Nosso critério durante o processo de construção, manutenção e
atualização do site tem sido o de buscar garantir que os principais
grupos que lidam com o tema tenham suas visões representadas dentro de
uma lógica cada vez mais articulada de enfrentamento do fenômeno.
Acreditamos que os esforços dos diversos setores devem estar alinhados
no sentido de garantir avanços. Por isso, procuramos privilegiar vozes
que permitam um debate plural.
6) RS – Podemos dizer que o mundo todo está de olho no Brasil quando
o assunto é meio ambiente. O senhor acredita que o governo brasileiro
está pronto para incluir o tema em sua agenda de políticas públicas na
urgência necessária?
VV – O governo brasileiro
ainda precisa alinhar seu discurso e suas ações. Não é admissível
considerarmos suficiente um Ministério do Meio Ambiente tecnicamente
competente, mas sem força política diante de outras pastas. É certo que
ao longo dos últimos anos o governo federal vem garantindo alguns
importantes avanços no tratamento do tema. Ao assumir metas de redução
do desmatamento perante a comunidade internacional, na apresentação do
Plano Nacional de Mudanças Climáticas para a ONU, por exemplo, o Brasil
garantiu reconhecimento elogiado e deu um grande passo na definição de
compromissos globais consistentes por parte dos países em
desenvolvimento.
Entretanto, no plano interno, algumas ações vêm contradizendo essa
disposição demonstrada internacionalmente. O Plano Decenal de Expansão
de Energia, por exemplo, prevê um aumento no número de nossas usinas
termelétricas – fonte mais do que conhecida por emitir muito carbono.
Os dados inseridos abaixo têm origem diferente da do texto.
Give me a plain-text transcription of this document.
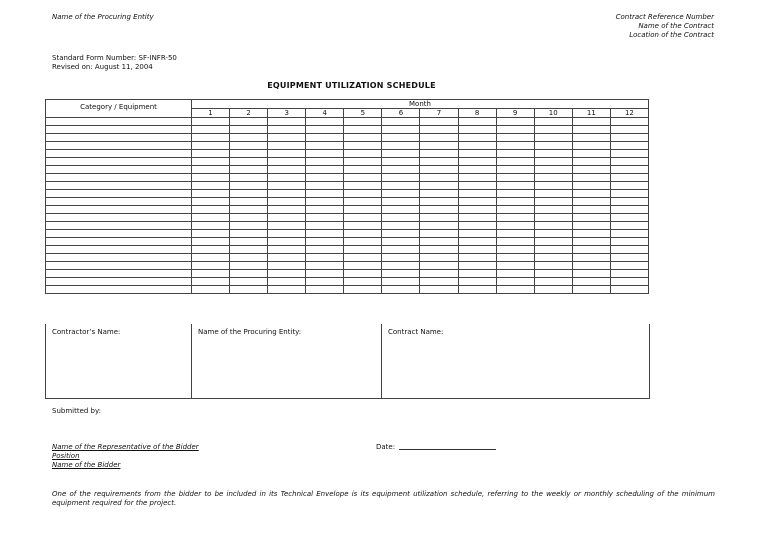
Name of the Procuring Entity	Contract Reference Number
Name of the Contract
Location of the Contract
Standard Form Number: SF-INFR-50
Revised on: August 11, 2004
EQUIPMENT UTILIZATION SCHEDULE
Category / Equipment	Month											
	1	2	3	4	5	6	7	8	9	10	11	12

Contractor’s Name:	Name of the Procuring Entity:	Contract Name:
Submitted by:
Name of the Representative of the Bidder
Position
Name of the Bidder
Date:
One of the requirements from the bidder to be included in its Technical Envelope is its equipment utilization schedule, referring to the weekly or monthly scheduling of the minimum equipment required for the project.
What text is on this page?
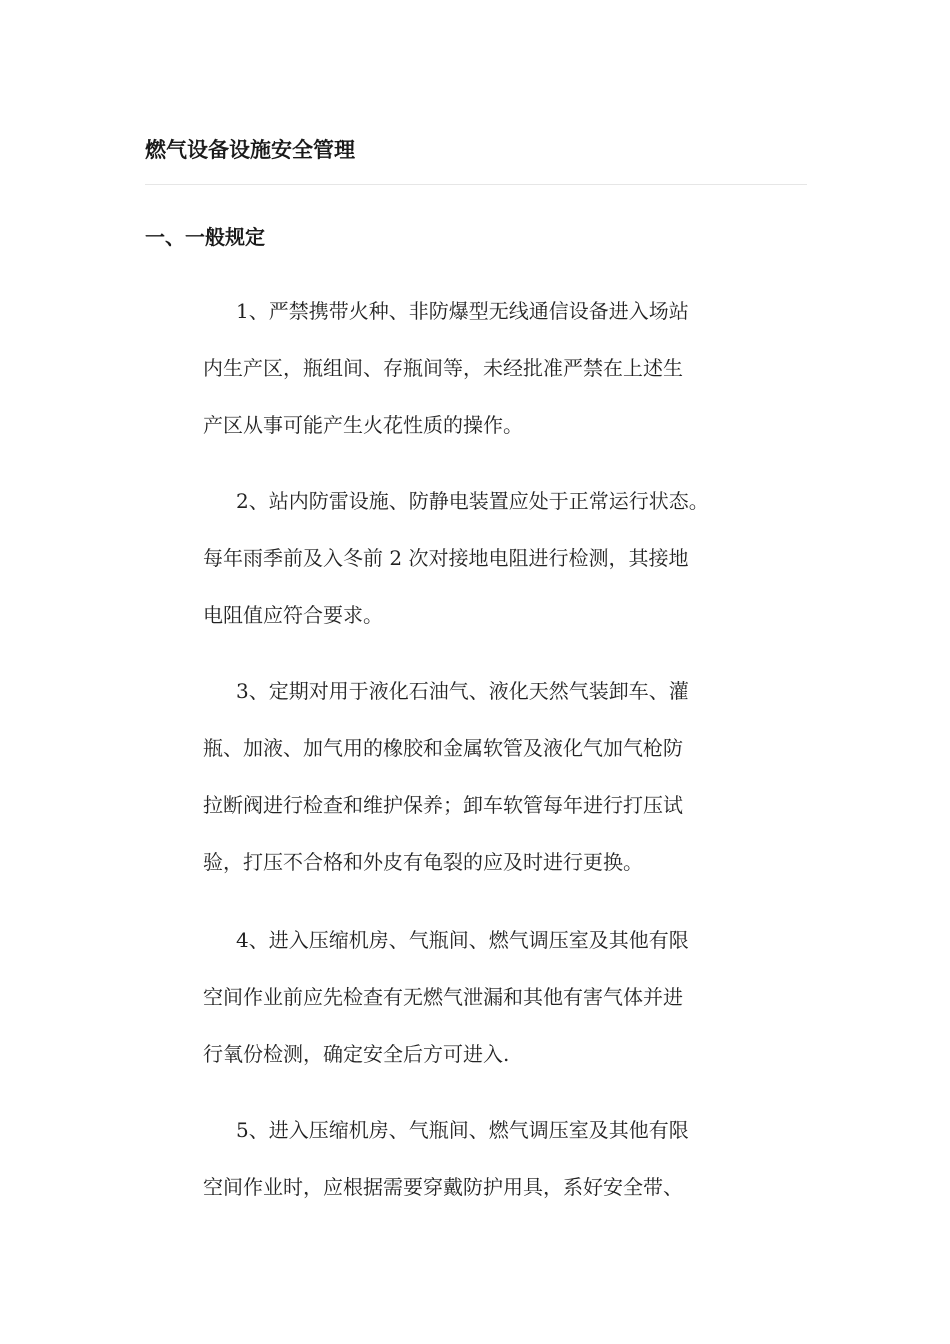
燃气设备设施安全管理
一、一般规定
1、严禁携带火种、非防爆型无线通信设备进入场站
内生产区，瓶组间、存瓶间等，未经批准严禁在上述生
产区从事可能产生火花性质的操作。
2、站内防雷设施、防静电装置应处于正常运行状态。
每年雨季前及入冬前 2 次对接地电阻进行检测，其接地
电阻值应符合要求。
3、定期对用于液化石油气、液化天然气装卸车、灌
瓶、加液、加气用的橡胶和金属软管及液化气加气枪防
拉断阀进行检查和维护保养；卸车软管每年进行打压试
验，打压不合格和外皮有龟裂的应及时进行更换。
4、进入压缩机房、气瓶间、燃气调压室及其他有限
空间作业前应先检查有无燃气泄漏和其他有害气体并进
行氧份检测，确定安全后方可进入.
5、进入压缩机房、气瓶间、燃气调压室及其他有限
空间作业时，应根据需要穿戴防护用具，系好安全带、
Outra contradição é o encaminhamento pouco claro do debate sobre as
alterações no Código Florestal, que pode resultar na redução das áreas
de reserva legal nas propriedades rurais. Na prática, isso significa
aumentar o desmatamento.
A urgência no enfrentamento das mudanças climáticas está colocada para
boa parte dos cidadãos – pelo menos em termos de informação. Agora,
precisa figurar de forma concreta nas políticas públicas dos mais
variados setores. Não é possível aceitar, por exemplo, que o PAC seja
lançado e implementado sem uma vertente ambiental – e climática –
claramente evidenciada. Mas é isso o que vem acontecendo nos últimos
anos no Brasil. No âmbito governamental, na prática o discurso do
crescimento continua, grande parte das vezes, dissociado das
preocupações com a sustentabilidade.
7) RS – Algumas correntes científicas desqualificam o movimento
ecológico que atesta os perigos do fenômeno do aquecimento global,
taxando-o como uma mudança natural e cíclica do planeta Terra. Alguns
chegam a dizer que há um interesse econômico enorme por trás da ‘onda
verde’. Como o projeto Mudanças Climáticas se posiciona com relação a
essa questão?
VV – Acreditamos que a imprensa deve ser
plural e mostrar diversos lados de uma mesma questão. Tanto que, em
nosso portal, abrimos uma seção chamada Críticas e Contrapontos,
garantindo espaço para os pesquisadores que afirmam não terem encontrado
evidências suficientes seja de que o aquecimento global está de fato
ocorrendo, seja de que a atividade humana é a principal responsável por
esse fenômeno.
Entretanto, também chamamos a atenção dos jornalistas para a necessidade
de investigarem os interesses que podem estar vinculados a essas
posições – por exemplo, é necessário saber quem financia os estudos. São
muito bem conhecidos, por exemplo, casos nos quais as pesquisas
contestando o impacto da ação humana no aumento da temperatura do
planeta eram realizadas por institutos financiados por empresas do setor
de combustíveis fósseis – principal vilão da liberação de CO2 na
atmosfera.
Já no caso do que você chama de “onda verde”, obviamente alguns setores
já perceberam que podem ganhar com o novo cenário climático. Empresas
que produzem energia limpa, por exemplo, tendem a se expandir.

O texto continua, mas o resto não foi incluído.